DUECENTO anni fa, il sovrano di un modesto Stato dell’Europa meridionale, il re Vittorio Emanuele I, riprendeva pieno possesso di tutte le proprie terre, nonché delle tradizioni, della cultura e della politica del regno.
Il monarca, ancorato a principi dinastici e assolutistici, era tuttavia paternamente premuroso verso i sudditi: le popolazioni contadine, socialmente arretrate e in larga parte analfabete, percepivano con insofferente sospetto il vento delle nuove idee, perché identificavano la libertà nella normalità e lo Stato nel legittimo sovrano.
Soltanto pochi esponenti delle élite culturali sentivano il disagio e l’oppressione di quel paternalismo. Per noi sarebbero stati patrioti, ma all’epoca erano considerati sovversivi, anche pericolosi.
Questi erano il clima e l’ambiente che il 20 maggio 1814 accolsero con festose acclamazioni il ritorno a Torino di Vittorio Emanuele I re di Sardegna, che riprendeva possesso dei propri domini continentali (Savoia, Nizza, Piemonte e poco dopo anche la Liguria) dopo l’esilio nell’isola, cui l’aveva costretto Napoleone per più di tre lustri.
Un premio che il Congresso di Vienna (1815) accordava al sovrano sabaudo per la sua fedeltà alla causa antifrancese: un premio assicurato e… minacciato dalle baionette austriache del feldmaresciallo principe di Schwarzenberg.
Manzoniano “vaso di coccio tra vasi di ferro”, il ricostituito regno sardopiemontese doveva subito fornire prova di stabilità e affidabilità, pena il protettorato diretto da parte dell’incombente impero asburgico.
Tale pressante esigenza comportava la garanzia di due certezze: l’indiscussa autorità del re e il controllo stringente dell’ordine e della sicurezza pubblica. Obiettivi conseguibili solo con un apparato statale efficiente e una polizia professionale e assolutamente fedele.
Vittorio Emanuele pose immediatamente mano a queste incombenze, cercando di conciliare le regole rigide dell’antico con l’esperienza maturata del nuovo. Ossia ristabilì organi e leggi precedenti l’occupazione francese, utilizzando tuttavia anche uomini e strutture che in essa avevano dimostrato competenza ed efficacia.

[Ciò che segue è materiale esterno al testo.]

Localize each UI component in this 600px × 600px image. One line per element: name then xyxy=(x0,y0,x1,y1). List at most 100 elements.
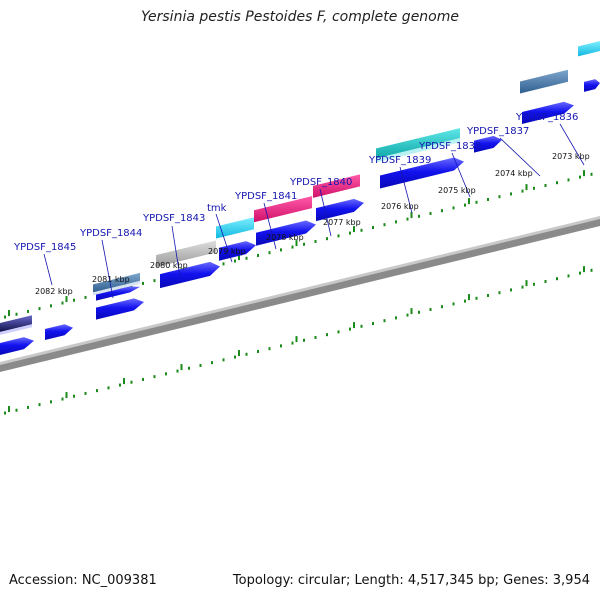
tick-minor xyxy=(510,192,512,196)
tick-minor xyxy=(107,386,110,390)
tick-major xyxy=(525,280,528,287)
tick-major xyxy=(8,310,10,317)
tick-minor xyxy=(4,411,6,415)
tick-major xyxy=(583,170,585,177)
kbp-label-2079: 2079 kbp xyxy=(208,247,246,256)
gene-label-ypdsf-1845[interactable]: YPDSF_1845 xyxy=(13,242,76,253)
tick-minor xyxy=(142,281,144,285)
gene-band-navy xyxy=(0,315,32,332)
gene-label-tmk[interactable]: tmk xyxy=(207,203,227,214)
gene-band-navy-edge xyxy=(0,324,32,335)
tick-minor xyxy=(291,245,294,249)
tick-minor xyxy=(50,400,52,404)
kbp-label-2074: 2074 kbp xyxy=(495,169,533,178)
connector-line xyxy=(101,239,114,299)
tick-major xyxy=(468,198,470,205)
tick-minor xyxy=(406,217,409,221)
tick-minor xyxy=(521,285,524,289)
tick-minor xyxy=(234,259,236,263)
gene-label-ypdsf-1841[interactable]: YPDSF_1841 xyxy=(234,191,297,202)
tick-major xyxy=(65,296,68,303)
tick-minor xyxy=(395,220,397,224)
genome-summary-text: Topology: circular; Length: 4,517,345 bp… xyxy=(232,573,590,588)
gene-label-ypdsf-1837[interactable]: YPDSF_1837 xyxy=(466,126,529,137)
tick-minor xyxy=(395,316,397,320)
gene-band-steel-2 xyxy=(520,69,568,94)
tick-minor xyxy=(61,397,64,401)
connector-line xyxy=(263,202,277,250)
tick-minor xyxy=(15,312,18,316)
tick-major xyxy=(238,350,240,357)
tick-minor xyxy=(314,239,317,243)
tick-minor xyxy=(544,184,547,188)
kbp-label-2076: 2076 kbp xyxy=(381,202,419,211)
tick-major xyxy=(238,254,240,261)
kbp-label-2082: 2082 kbp xyxy=(35,287,73,296)
tick-minor xyxy=(268,347,271,351)
tick-minor xyxy=(372,225,374,229)
tick-minor xyxy=(441,305,443,309)
tick-minor xyxy=(84,391,87,395)
kbp-label-2078: 2078 kbp xyxy=(266,233,304,242)
tick-minor xyxy=(257,349,259,353)
cds-arrow xyxy=(316,198,364,222)
tick-major xyxy=(353,226,355,233)
cds-arrow xyxy=(584,79,600,92)
tick-minor xyxy=(234,355,236,359)
connector-line xyxy=(319,188,332,237)
connector-line xyxy=(215,213,233,263)
tick-minor xyxy=(464,299,466,303)
tick-minor xyxy=(521,189,524,193)
gene-label-ypdsf-1838[interactable]: YPDSF_1838 xyxy=(418,141,481,152)
kbp-label-2077: 2077 kbp xyxy=(323,218,361,227)
tick-minor xyxy=(211,361,213,365)
cds-arrow xyxy=(474,135,502,153)
gene-label-ypdsf-1836[interactable]: YPDSF_1836 xyxy=(515,112,578,123)
tick-minor xyxy=(326,333,328,337)
cds-arrow xyxy=(96,298,144,320)
tick-minor xyxy=(498,291,501,295)
cds-arrow xyxy=(45,324,73,341)
tick-minor xyxy=(84,295,87,299)
tick-minor xyxy=(475,200,478,204)
tick-row-lower xyxy=(4,266,593,415)
tick-minor xyxy=(176,369,179,373)
tick-major xyxy=(65,392,68,399)
tick-minor xyxy=(119,383,121,387)
tick-minor xyxy=(429,307,432,311)
tick-minor xyxy=(153,375,156,379)
gene-band-gray xyxy=(156,240,216,268)
gene-band-cyan-2 xyxy=(578,41,600,57)
tick-minor xyxy=(280,344,282,348)
tick-major xyxy=(123,378,125,385)
tick-minor xyxy=(418,310,420,314)
tick-minor xyxy=(360,228,363,232)
gene-band-teal-edge xyxy=(376,138,460,163)
gene-label-ypdsf-1844[interactable]: YPDSF_1844 xyxy=(79,228,142,239)
kbp-label-2080: 2080 kbp xyxy=(150,261,188,270)
tick-minor xyxy=(337,330,340,334)
tick-minor xyxy=(222,262,225,266)
tick-minor xyxy=(314,335,317,339)
tick-minor xyxy=(556,277,558,281)
tick-major xyxy=(410,212,413,219)
connector-line xyxy=(43,253,53,286)
tick-major xyxy=(180,364,183,371)
tick-minor xyxy=(130,380,133,384)
gene-label-ypdsf-1840[interactable]: YPDSF_1840 xyxy=(289,177,352,188)
tick-minor xyxy=(429,211,432,215)
cds-arrow xyxy=(256,220,316,246)
tick-minor xyxy=(487,293,489,297)
gene-band-cyan xyxy=(216,217,254,239)
label-connectors xyxy=(43,123,585,299)
tick-minor xyxy=(245,256,248,260)
tick-minor xyxy=(96,389,98,393)
cds-arrow xyxy=(380,157,464,189)
gene-label-ypdsf-1839[interactable]: YPDSF_1839 xyxy=(368,155,431,166)
tick-minor xyxy=(452,302,455,306)
cds-arrow xyxy=(96,286,140,301)
cds-arrow xyxy=(219,241,256,261)
feature-track xyxy=(0,41,600,355)
gene-label-ypdsf-1843[interactable]: YPDSF_1843 xyxy=(142,213,205,224)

Così il 13 luglio 1814 diede vita al corpo dei Carabinieri Reali, che si volle legato strettamente alla dinastia e alle istituzioni monarchiche, ma con struttura e personale già sperimentati nell’impero napoleonico. Fu una brillante intuizione, tutt’oggi in pieno successo.
Tra i massimi protagonisti del Risorgimento, soprattutto nel fronte interno, dove hanno fatto da tessuto connettivo nazionale, i Carabinieri sono stati e sono un baluardo a difesa dello Stato, secondo quei concetti di legittimità e di legalità che ne hanno anche mantenuto il privilegio della tutela del suo Capo, al di là e nell’ambito dei mutamenti istituzionali.
Certo quel re “codino” ma saggio e i suoi accortissimi consiglieri non avevano conoscenza di quanta lungimiranza ci fosse nel modello di sicurezza che avevano progettato, ma hanno lavorato bene, molto bene: e quel modello è stimolo ed esempio oggi per altri stati e motivo comunque dell’ammirazione internazionale.
Ammirazione per l’Arma, ammirazione per l’Italia. Questa è la ricchezza tramandata dai nostri due secoli di storia, che ci accingiamo a celebrare con diverse iniziative e per le quali speriamo in un solidale e affettuoso sostegno da parte degli amici dell’Arma che già ci hanno dimostrato più volte la loro concreta vicinanza.